But the real compelling cause of the action was the connection he had recently formed with a woman whom he had picked up in London, during Ascot week. Agnes Willoughby, alias Rogers, in the words of counsel, “was not the chastest of the chaste; her favours in love-affairs were not few; she was known to the police.” On August 30th, 1861, having come of age on the 9th, he married her and settled £800 a year on her, to be increased in 1869 to £1,500. She had been, up to that time, living with a man named Roberts, and after the marriage the three lived together.
The action was defended by Windham and his associates, who, in the event of his being declared a lunatic, would have lost the rich harvest of plunder they were reaping. A pitiful feature of the case, and one tending to prejudice the public against the petitioners, was that Windham’s mother, naturally unwilling to see her son branded as a madman, gave evidence for him.
“What,” asked Pilate, “what is truth?” Of the more than 150 witnesses called during the progress of the case, a number declared they had never noticed any peculiarity about Windham, save “perhaps he was exceedingly high-spirited. He always behaved like a gentleman.” Yet his career forbids us to believe anything of the kind.
It did not take the special jury of twenty-four “good men and true” very long to deliberate upon the concluding speeches of counsel. In half an hour they returned, with the astonishing verdict, “That Mr. Windham is of sound mind and capable of taking care of himself and his affairs.” This announcement was received with cheers.
Both the verdict and its public reception reflect the feeling of the time on questions of lunacy. The terrible scandals and revelations of sane persons having in the past been “put away” by relatives for sake of gain were fresh in the public mind, and no conceivable evidence short of that of homicidal mania would have sufficed for a jury at that period. Windham was left to his own devices. The costs of the action, coming out of his estate, amounted to £20,000, and with the extravagance and robbery that went on, unchecked, around him, speedily embarrassed the unhappy creature. The vile parasites of the woman he had married had sole control. They even appeared at Felbrigg, and gave orders for the valuable timber to be cut down and sold. His wife, who had never made a secret of the fact that she loathed him, went off with some one else; but Windham, who in a lucid moment had brought divorce proceedings against her, condoned the offence, and she returned for just as long as there was any plunder to be obtained from the wreck of his fortunes. Later, she was living with a man named Jack Abel, who then kept a public-house, the “Lord Camden” (still standing) in Charing Cross, Norwich. Abel was an unscrupulous, but successful horse-dealer, who had, in earlier years, been in league with a gang of smugglers trading between Wells and Thetford, and supplied the horses carrying their illicit merchandise.
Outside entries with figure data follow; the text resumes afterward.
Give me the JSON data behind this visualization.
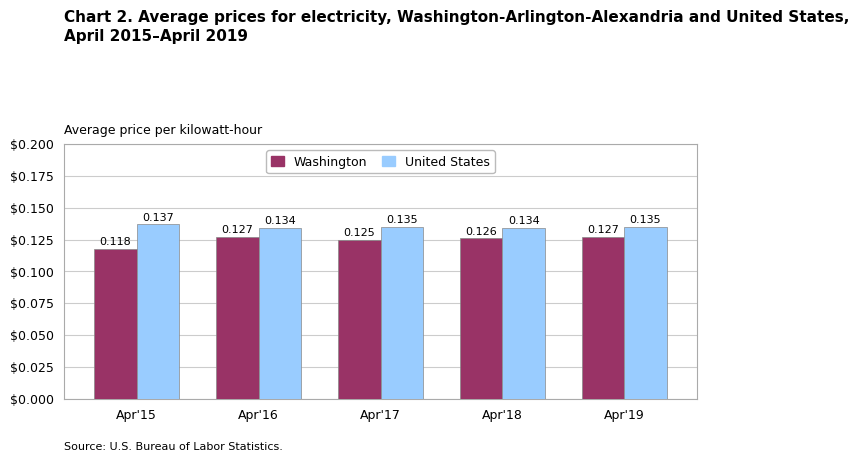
{
  "title_line1": "Chart 2. Average prices for electricity, Washington-Arlington-Alexandria and United States,",
  "title_line2": "April 2015–April 2019",
  "ylabel": "Average price per kilowatt-hour",
  "source": "Source: U.S. Bureau of Labor Statistics.",
  "categories": [
    "Apr'15",
    "Apr'16",
    "Apr'17",
    "Apr'18",
    "Apr'19"
  ],
  "washington_values": [
    0.118,
    0.127,
    0.125,
    0.126,
    0.127
  ],
  "us_values": [
    0.137,
    0.134,
    0.135,
    0.134,
    0.135
  ],
  "washington_color": "#993366",
  "us_color": "#99CCFF",
  "bar_edge_color": "#888888",
  "ylim": [
    0,
    0.2
  ],
  "yticks": [
    0.0,
    0.025,
    0.05,
    0.075,
    0.1,
    0.125,
    0.15,
    0.175,
    0.2
  ],
  "ytick_labels": [
    "$0.000",
    "$0.025",
    "$0.050",
    "$0.075",
    "$0.100",
    "$0.125",
    "$0.150",
    "$0.175",
    "$0.200"
  ],
  "legend_washington": "Washington",
  "legend_us": "United States",
  "bar_width": 0.35,
  "annotation_fontsize": 8,
  "title_fontsize": 11,
  "axis_label_fontsize": 9,
  "tick_fontsize": 9,
  "legend_fontsize": 9,
  "source_fontsize": 8,
  "grid_color": "#cccccc"
}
Meanwhile, Windham was throwing away money and property with both hands. A passing mania for coaching led him to set up a Norwich and Cromer coach, which became the terror of the countryside. To travel in or on “Mad Windham’s” coach, or to be on the road when it came past, was equally hazardous, and a respected Norfolk cleric still recalls his solitary encounter with the maniac in a cloud of dust, with four rearing horses, and a stentorian voice, yelling, “Out of the way, d——n your eyes!”
There was every element of uncertainty about “Mad Windham’s” coach. It was uncertain as to whether he would not suddenly decide to go to Yarmouth instead, and equally uncertain whether, wherever it was, you would get there safely; but, once there, certitude of a sort was reached, in your unalterable determination not to return by him, and, if needs were, to walk back.
The story of his financial expedients is a long one, but it ended in July, 1864, with final and irrevocable bankruptcy. He had completely dissipated the residue of his extensive property, and was dependent upon an allowance made by his uncle, whose efforts to save him from himself had met with such misrepresentation. To keep him employed and out of mischief, he was induced to accept a situation at £1 a week, to drive the “Express,” Norwich and Cromer coach; and when that enterprise failed—chiefly, we may suppose, because he drove it, and because of an absurd prejudice the passengers cherished against acquiring broken necks—it was kept on the road solely for the same purpose; until, indeed, he fell in love for the hundredth time. On this occasion it was a Norwich barmaid who had caught his fancy. She thought coaching “low,” and he gave it up, to please her.
The poor fool was drawing to his end. A few weeks longer of a miserable existence at the “Norfolk Hotel,” where he had one solitary room, and it was all over. He died there, after a few hours’ illness, February 2nd, 1866. A clot of blood on the lung cut his career short, in his twenty-sixth year. His body was removed to Cromer, and thence to the family vault at Felbrigg, where it lies among the real Windhams and the sham. Tom Saul, an old coachman, together with a few cronies of the Norfolk Tap, were the mourners.
Felbrigg had already passed out of the family, and had been purchased by a man whose career was itself a romance.